"Hei Nona! Jangan lakukan itu! Kamu mau terjun dan mati, huh?"
Kata-kata Saint...
Seketika Freen berbalik melihat siapa pemilik suara dengan kalimat yang sama dengan saudara lelakinya itu. Wajah baru yang tak pernah dia lihat sebelumnya sekarang menghampirinya dengan ekspresi yang tergesa-gesa. Lelaki tinggi dan berbahu lebar itu dengan langkah cepat menyusuri bebatuan, dia menggunakan kemeja kuning cerah, celana pendek dan sepatu putih.
Sama dengan Saint, lelaki ini menggunakan kaca mata hitam dengan gaya rambut yang rapi dan terlihat keren. Sekarang dia berada di salah satu batu lainnya sambil melihat Freen, dia membuka kacamata itu dan berkata dengan sedikit marah, "Sudah dua orang yang mencoba melakukan hal bodoh ini! Apa kalian tidak punya alasan untuk hidup, huh! Cepat turun, pikirkan orang terdekatmu! Mereka pasti akan sedih jika kamu melakukan ini!"
Freen diam, dia memperhatikan lelaki di depannya. Alis tebal dan wajah yang cukup tampan ini sungguh berbeda dengan sosok lelaki pendonor yang dia kenal, semulanya Freen berpikir Saint benar-benar kembali. Dia akhirnya tertawa kecil tanpa mempedulikan teriakan lelaki di depannya, sekarang Freen merasa malu dengan pemikirannya sendiri bahwa mungkin saja Saint singgah sebentar dan menyapanya dengan kata-kata yang sama.
Freen, itu tidak mungkin, Saint tidak akan ingin turun lagi, dia sudah tenang di sana.
"Kamu tertawa!?" Lagi, berteriak, sekarang dia berusaha untuk bersuara lebih keras dari pada deburan ombak pinggir pantai itu. Tatapan lelaki ini seolah tidak percaya, dia berharap wanita di depannya berkata tentang sesuatu seperti pergi kamu dari sini, jangan ikut campur urusanku! Ini hidupku, aku berhak untuk melakukan apapun! Tapi, yang dia dapatkan hanyalah tawa kecil dan wajah yang tampak bahagia, lelaki tinggi ini pun berkata dalam hati, apa dia sedikit...?

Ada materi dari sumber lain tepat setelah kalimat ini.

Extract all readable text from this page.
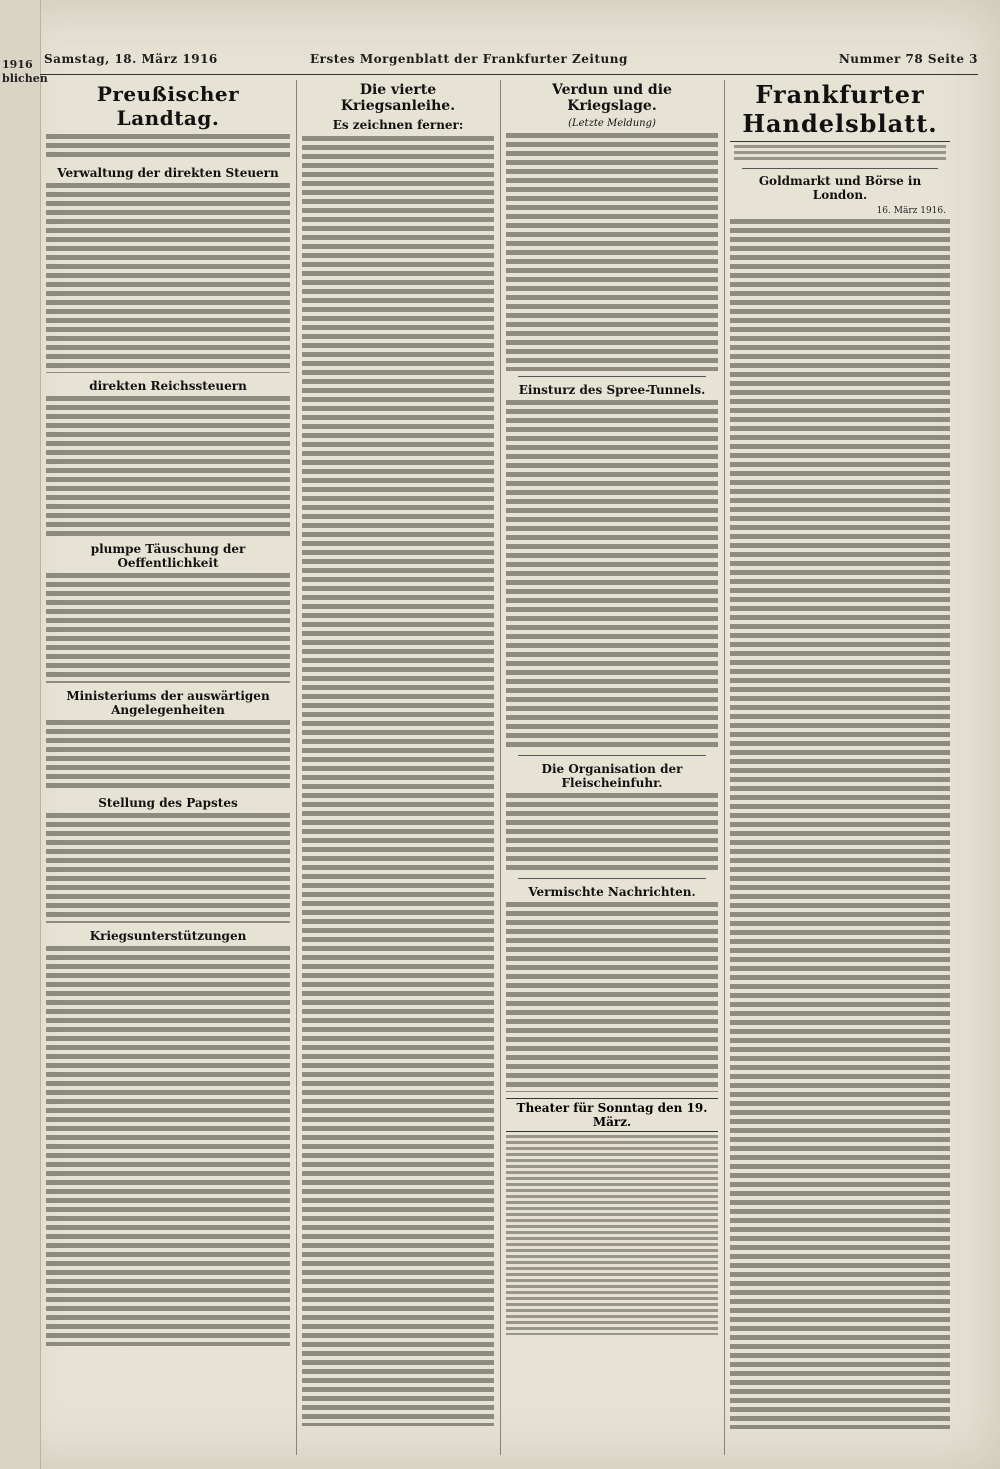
1916
blichen
Samstag, 18. März 1916	Erstes Morgenblatt der Frankfurter Zeitung	Nummer 78 Seite 3
Preußischer Landtag.
Verwaltung der direkten Steuern
direkten Reichssteuern
plumpe Täuschung der Oeffentlichkeit
Ministeriums der auswärtigen Angelegenheiten
Stellung des Papstes
Kriegsunterstützungen
Die vierte Kriegsanleihe.
Es zeichnen ferner:
Verdun und die Kriegslage.
(Letzte Meldung)
Einsturz des Spree-Tunnels.
Die Organisation der Fleischeinfuhr.
Vermischte Nachrichten.
Theater für Sonntag den 19. März.
Frankfurter Handelsblatt.
Goldmarkt und Börse in London.
16. März 1916.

Freen mengabaikan perkataan lelaki tersebut, dia berbalik lagi dan melihat pemandangan sore, sedikit menghela napas, Freen akhirnya turun dari bebatuan dan meninggalkan lelaki yang salah paham atas kehadirannya. Tapi, lelaki itu malah mengikuti Freen dan berkata, "Jadi kamu tidak...?"
Dia berhenti dan menghadap lelaki itu, Freen pun bertanya, "Siapa dua orang lagi? Mereka melakukannya di sini?" Dia bertanya tentang perkataannya sebelumnya.
Langkah lelaki itu ikut terhenti. "Tidak, di tempat berbeda. Maafkan aku. Aku kira kamu..."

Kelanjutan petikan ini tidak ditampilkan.